General begonia care
Fertilizing
Feed monthly during spring and summer with a balanced liquid fertilizer at half strength. For wax and cane begonias that you want to encourage to bloom heavily, a fertilizer with a slightly higher middle number (phosphorus) such as 5-10-5 applied once a month can increase flower production. Stop or reduce fertilizing in fall and winter.
Soil and repotting
A well-draining potting mix is essential. Adding perlite to standard potting mix (roughly 30% perlite) improves drainage and reduces the risk of root rot. Begonias generally prefer to be slightly root-bound and do not need frequent repotting. Repot only when roots are circling the pot or emerging from drainage holes, going up one pot size at a time.
Propagation
Wax and cane begonias propagate readily from stem cuttings in water or moist soil. Take a 3 to 4 inch cutting just below a node, remove lower leaves, and root in water or moist potting mix. Rex begonias can be propagated from leaf cuttings: cut a healthy leaf into sections, each including a vein, and press gently into moist propagating mix. New plantlets emerge from the cut veins in 4 to 6 weeks.
Toxicity
All begonias are toxic to cats, dogs, and horses. The roots and tubers contain the highest concentration of toxins, but the leaves and stems are also harmful if ingested. Keep begonias out of reach of pets.
Common problems
| Problem | Likely cause | Fix |
|---|---|---|
| Powdery white coating on leaves | Powdery mildew (fungal) | Improve air circulation; avoid wetting leaves; remove affected leaves; treat with diluted neem oil |
| Brown, crispy leaf edges | Low humidity or underwatering | Increase humidity; water more consistently |
| Yellow leaves | Overwatering | Allow top inch to dry before watering; ensure drainage |
| Leggy, few leaves | Insufficient light | Move to brighter window; pinch tips to encourage branching |
| No flowers | Low light or excess nitrogen | Move to brighter spot; switch to lower-nitrogen, higher-phosphorus fertilizer |
| Brown spots on leaves | Water on leaves; bacterial/fungal spot | Water at base only; improve air circulation; remove affected leaves |
Frequently asked questions
How often should I water a begonia?
Let the top inch of soil dry out between waterings. Wax begonias tolerate slightly more drying out; rex begonias should not be allowed to dry out completely. All begonias hate soggy soil — use pots with drainage holes and never leave them sitting in water.

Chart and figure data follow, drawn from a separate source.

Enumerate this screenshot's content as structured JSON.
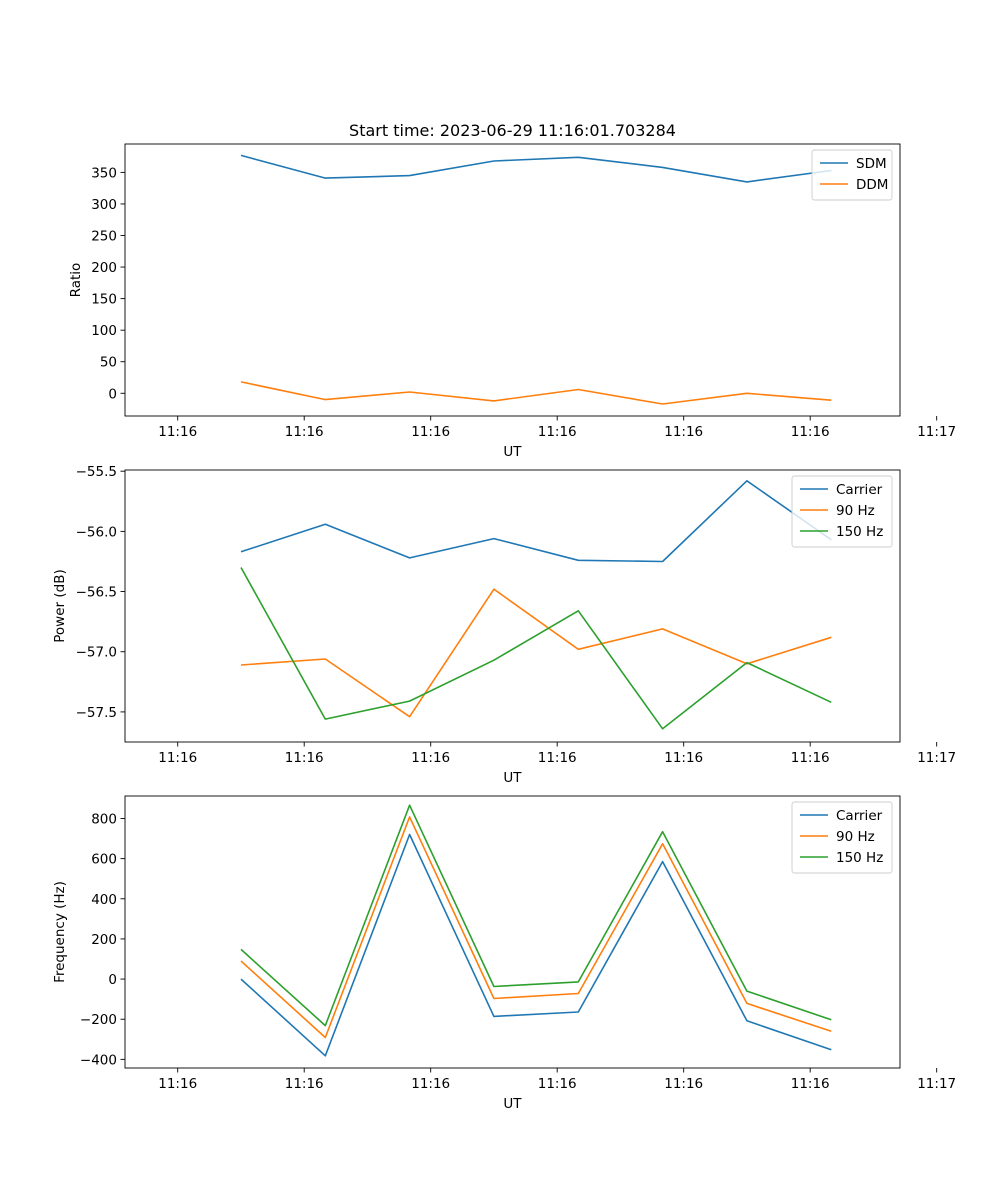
{
  "chart_data": [
    {
      "type": "line",
      "title": "Start time: 2023-06-29 11:16:01.703284",
      "xlabel": "UT",
      "ylabel": "Ratio",
      "x_tick_labels": [
        "11:16",
        "11:16",
        "11:16",
        "11:16",
        "11:16",
        "11:16",
        "11:17"
      ],
      "y_ticks": [
        0,
        50,
        100,
        150,
        200,
        250,
        300,
        350
      ],
      "y_tick_labels": [
        "0",
        "50",
        "100",
        "150",
        "200",
        "250",
        "300",
        "350"
      ],
      "ylim": [
        -36,
        395
      ],
      "x_range": [
        -0.125,
        1.713
      ],
      "x_tick_values": [
        0,
        0.3,
        0.6,
        0.9,
        1.2,
        1.5,
        1.8
      ],
      "x": [
        0.15,
        0.35,
        0.55,
        0.75,
        0.95,
        1.15,
        1.35,
        1.55
      ],
      "grid": false,
      "legend_position": "upper right",
      "series": [
        {
          "name": "SDM",
          "color": "#1f77b4",
          "values": [
            377,
            341,
            345,
            368,
            374,
            358,
            335,
            353
          ]
        },
        {
          "name": "DDM",
          "color": "#ff7f0e",
          "values": [
            18,
            -10,
            2,
            -12,
            6,
            -17,
            0,
            -11
          ]
        }
      ]
    },
    {
      "type": "line",
      "title": "",
      "xlabel": "UT",
      "ylabel": "Power (dB)",
      "x_tick_labels": [
        "11:16",
        "11:16",
        "11:16",
        "11:16",
        "11:16",
        "11:16",
        "11:17"
      ],
      "y_ticks": [
        -57.5,
        -57.0,
        -56.5,
        -56.0,
        -55.5
      ],
      "y_tick_labels": [
        "−57.5",
        "−57.0",
        "−56.5",
        "−56.0",
        "−55.5"
      ],
      "ylim": [
        -57.75,
        -55.49
      ],
      "x_range": [
        -0.125,
        1.713
      ],
      "x_tick_values": [
        0,
        0.3,
        0.6,
        0.9,
        1.2,
        1.5,
        1.8
      ],
      "x": [
        0.15,
        0.35,
        0.55,
        0.75,
        0.95,
        1.15,
        1.35,
        1.55
      ],
      "grid": false,
      "legend_position": "upper right",
      "series": [
        {
          "name": "Carrier",
          "color": "#1f77b4",
          "values": [
            -56.17,
            -55.94,
            -56.22,
            -56.06,
            -56.24,
            -56.25,
            -55.58,
            -56.07
          ]
        },
        {
          "name": "90 Hz",
          "color": "#ff7f0e",
          "values": [
            -57.11,
            -57.06,
            -57.54,
            -56.48,
            -56.98,
            -56.81,
            -57.1,
            -56.88
          ]
        },
        {
          "name": "150 Hz",
          "color": "#2ca02c",
          "values": [
            -56.3,
            -57.56,
            -57.41,
            -57.07,
            -56.66,
            -57.64,
            -57.09,
            -57.42
          ]
        }
      ]
    },
    {
      "type": "line",
      "title": "",
      "xlabel": "UT",
      "ylabel": "Frequency (Hz)",
      "x_tick_labels": [
        "11:16",
        "11:16",
        "11:16",
        "11:16",
        "11:16",
        "11:16",
        "11:17"
      ],
      "y_ticks": [
        -400,
        -200,
        0,
        200,
        400,
        600,
        800
      ],
      "y_tick_labels": [
        "−400",
        "−200",
        "0",
        "200",
        "400",
        "600",
        "800"
      ],
      "ylim": [
        -443,
        912
      ],
      "x_range": [
        -0.125,
        1.713
      ],
      "x_tick_values": [
        0,
        0.3,
        0.6,
        0.9,
        1.2,
        1.5,
        1.8
      ],
      "x": [
        0.15,
        0.35,
        0.55,
        0.75,
        0.95,
        1.15,
        1.35,
        1.55
      ],
      "grid": false,
      "legend_position": "upper right",
      "series": [
        {
          "name": "Carrier",
          "color": "#1f77b4",
          "values": [
            0,
            -382,
            720,
            -186,
            -164,
            585,
            -208,
            -352
          ]
        },
        {
          "name": "90 Hz",
          "color": "#ff7f0e",
          "values": [
            90,
            -291,
            808,
            -97,
            -72,
            674,
            -121,
            -260
          ]
        },
        {
          "name": "150 Hz",
          "color": "#2ca02c",
          "values": [
            148,
            -232,
            866,
            -37,
            -14,
            734,
            -60,
            -203
          ]
        }
      ]
    }
  ]
}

Are begonias toxic to cats and dogs?
Yes. All begonias are toxic to cats, dogs, and horses. The roots contain the highest concentration of toxins, but all parts can cause vomiting and drooling if ingested. Keep them out of reach of pets.
Why is my begonia leggy?
Legginess is caused by insufficient light. Move the plant to a brighter window and pinch back growing tips to encourage branching. Wax and cane begonias especially need bright indirect light with some morning sun to maintain compact growth and flower well.
How do I get my begonia to rebloom?
Wax begonias bloom nearly continuously with adequate light. Deadhead spent flowers, ensure the plant gets bright indirect light with some direct morning sun, and fertilize monthly with a balanced or slightly high-phosphorus fertilizer during the growing season.